Do we have evidence for an exomoon? Ask again in a year.
At this point, we've spotted thousands of planets orbiting other stars. But we still don't have a good picture of whether exosolar systems are similar to our own Solar System. Things like asteroids and comets are far too small to resolve given our current technologies. But there is a chance we could detect the presence of a major feature of our Solar System elsewhere: exomoons. There are ways we could currently detect them, but orbital dynamics makes doing so fairly unlikely.

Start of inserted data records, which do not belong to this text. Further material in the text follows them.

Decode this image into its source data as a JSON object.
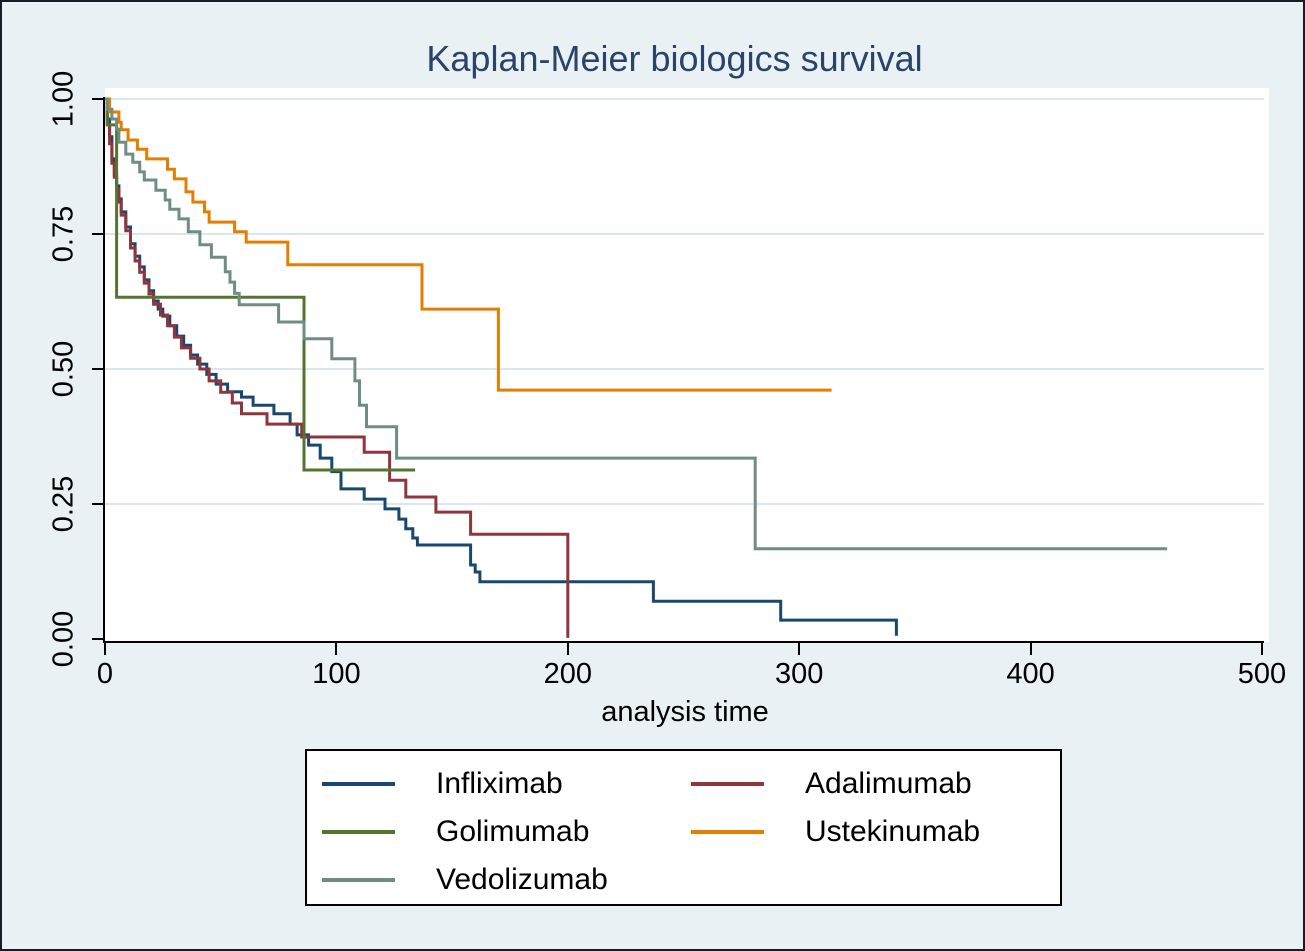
{
  "title": "Kaplan-Meier biologics survival",
  "colors": {
    "background": "#e9f1f4",
    "plot_background": "#ffffff",
    "gridline": "#d9e8ee",
    "axis": "#000000",
    "title_text": "#2a4369",
    "infliximab": "#1a476f",
    "adalimumab": "#90353b",
    "golimumab": "#55752f",
    "ustekinumab": "#e37e00",
    "vedolizumab": "#6e8e84"
  },
  "legend": {
    "items": [
      {
        "label": "Infliximab",
        "color": "#1a476f"
      },
      {
        "label": "Adalimumab",
        "color": "#90353b"
      },
      {
        "label": "Golimumab",
        "color": "#55752f"
      },
      {
        "label": "Ustekinumab",
        "color": "#e37e00"
      },
      {
        "label": "Vedolizumab",
        "color": "#6e8e84"
      }
    ]
  },
  "chart_data": {
    "type": "line",
    "subtype": "kaplan-meier-step",
    "title": "Kaplan-Meier biologics survival",
    "xlabel": "analysis time",
    "ylabel": "",
    "xlim": [
      0,
      500
    ],
    "ylim": [
      0,
      1
    ],
    "x_ticks": [
      0,
      100,
      200,
      300,
      400,
      500
    ],
    "x_tick_labels": [
      "0",
      "100",
      "200",
      "300",
      "400",
      "500"
    ],
    "y_ticks": [
      0,
      0.25,
      0.5,
      0.75,
      1
    ],
    "y_tick_labels": [
      "0.00",
      "0.25",
      "0.50",
      "0.75",
      "1.00"
    ],
    "grid": true,
    "legend_position": "bottom",
    "series": [
      {
        "name": "Infliximab",
        "color": "#1a476f",
        "end_t": 342,
        "points": [
          [
            0,
            1
          ],
          [
            1,
            0.963
          ],
          [
            2,
            0.93
          ],
          [
            3,
            0.889
          ],
          [
            4,
            0.861
          ],
          [
            5,
            0.839
          ],
          [
            6,
            0.815
          ],
          [
            7,
            0.791
          ],
          [
            9,
            0.763
          ],
          [
            11,
            0.732
          ],
          [
            13,
            0.709
          ],
          [
            15,
            0.689
          ],
          [
            17,
            0.665
          ],
          [
            19,
            0.645
          ],
          [
            21,
            0.626
          ],
          [
            23,
            0.611
          ],
          [
            25,
            0.598
          ],
          [
            28,
            0.58
          ],
          [
            31,
            0.561
          ],
          [
            34,
            0.544
          ],
          [
            37,
            0.526
          ],
          [
            40,
            0.509
          ],
          [
            44,
            0.49
          ],
          [
            48,
            0.472
          ],
          [
            53,
            0.458
          ],
          [
            59,
            0.448
          ],
          [
            64,
            0.433
          ],
          [
            73,
            0.417
          ],
          [
            80,
            0.398
          ],
          [
            83,
            0.378
          ],
          [
            88,
            0.359
          ],
          [
            93,
            0.335
          ],
          [
            98,
            0.31
          ],
          [
            102,
            0.278
          ],
          [
            112,
            0.259
          ],
          [
            121,
            0.241
          ],
          [
            127,
            0.222
          ],
          [
            130,
            0.204
          ],
          [
            133,
            0.187
          ],
          [
            135,
            0.174
          ],
          [
            158,
            0.137
          ],
          [
            160,
            0.124
          ],
          [
            162,
            0.106
          ],
          [
            237,
            0.07
          ],
          [
            292,
            0.035
          ],
          [
            342,
            0.006
          ]
        ]
      },
      {
        "name": "Adalimumab",
        "color": "#90353b",
        "end_t": 200,
        "points": [
          [
            0,
            1
          ],
          [
            1,
            0.952
          ],
          [
            2,
            0.917
          ],
          [
            3,
            0.881
          ],
          [
            4,
            0.855
          ],
          [
            5,
            0.833
          ],
          [
            6,
            0.809
          ],
          [
            7,
            0.785
          ],
          [
            9,
            0.756
          ],
          [
            11,
            0.724
          ],
          [
            13,
            0.7
          ],
          [
            15,
            0.679
          ],
          [
            17,
            0.659
          ],
          [
            19,
            0.639
          ],
          [
            21,
            0.62
          ],
          [
            24,
            0.6
          ],
          [
            27,
            0.58
          ],
          [
            30,
            0.559
          ],
          [
            33,
            0.539
          ],
          [
            37,
            0.52
          ],
          [
            41,
            0.5
          ],
          [
            45,
            0.478
          ],
          [
            50,
            0.457
          ],
          [
            55,
            0.437
          ],
          [
            59,
            0.417
          ],
          [
            70,
            0.398
          ],
          [
            85,
            0.374
          ],
          [
            112,
            0.346
          ],
          [
            123,
            0.294
          ],
          [
            130,
            0.263
          ],
          [
            143,
            0.235
          ],
          [
            158,
            0.194
          ],
          [
            200,
            0.002
          ]
        ]
      },
      {
        "name": "Golimumab",
        "color": "#55752f",
        "end_t": 134,
        "points": [
          [
            0,
            1
          ],
          [
            1,
            0.952
          ],
          [
            5,
            0.633
          ],
          [
            86,
            0.313
          ]
        ]
      },
      {
        "name": "Ustekinumab",
        "color": "#e37e00",
        "end_t": 314,
        "points": [
          [
            0,
            1
          ],
          [
            2,
            0.976
          ],
          [
            6,
            0.957
          ],
          [
            7,
            0.943
          ],
          [
            10,
            0.924
          ],
          [
            14,
            0.907
          ],
          [
            18,
            0.889
          ],
          [
            27,
            0.87
          ],
          [
            30,
            0.852
          ],
          [
            35,
            0.828
          ],
          [
            38,
            0.809
          ],
          [
            43,
            0.791
          ],
          [
            45,
            0.772
          ],
          [
            56,
            0.754
          ],
          [
            61,
            0.735
          ],
          [
            79,
            0.693
          ],
          [
            137,
            0.611
          ],
          [
            170,
            0.461
          ]
        ]
      },
      {
        "name": "Vedolizumab",
        "color": "#6e8e84",
        "end_t": 459,
        "points": [
          [
            0,
            1
          ],
          [
            1,
            0.981
          ],
          [
            3,
            0.963
          ],
          [
            5,
            0.944
          ],
          [
            6,
            0.92
          ],
          [
            9,
            0.898
          ],
          [
            12,
            0.883
          ],
          [
            15,
            0.865
          ],
          [
            17,
            0.85
          ],
          [
            22,
            0.831
          ],
          [
            26,
            0.813
          ],
          [
            28,
            0.796
          ],
          [
            32,
            0.778
          ],
          [
            36,
            0.754
          ],
          [
            41,
            0.73
          ],
          [
            46,
            0.707
          ],
          [
            52,
            0.68
          ],
          [
            54,
            0.661
          ],
          [
            56,
            0.64
          ],
          [
            58,
            0.619
          ],
          [
            75,
            0.587
          ],
          [
            86,
            0.556
          ],
          [
            98,
            0.519
          ],
          [
            108,
            0.478
          ],
          [
            110,
            0.433
          ],
          [
            113,
            0.393
          ],
          [
            126,
            0.335
          ],
          [
            281,
            0.167
          ]
        ]
      }
    ]
  }
}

But a group of researchers have suggested there may be an exomoon orbiting a planet discovered by the Kepler mission, and the researchers' data was compelling enough to get them time on the Hubble Space Telescope. But the additional data both makes the case for the moon better and worse (don't worry, we will explain that). And the model that fits the data best involves a Neptune-sized moon orbiting a super-Jupiter.
Timing is everything
There are two ways to potentially identify an exomoon. The first involves the amount of light blocked while the exoplanet orbits its host star. When the moon isn't eclipsing or being eclipsed by its planet, it should block a small bit of additional light during the transit. Look at enough transits, and there could be a regular pattern of additional light blocked. But this method relies on the moon being large enough to block a significant amount of light, which is something that's far from guaranteed.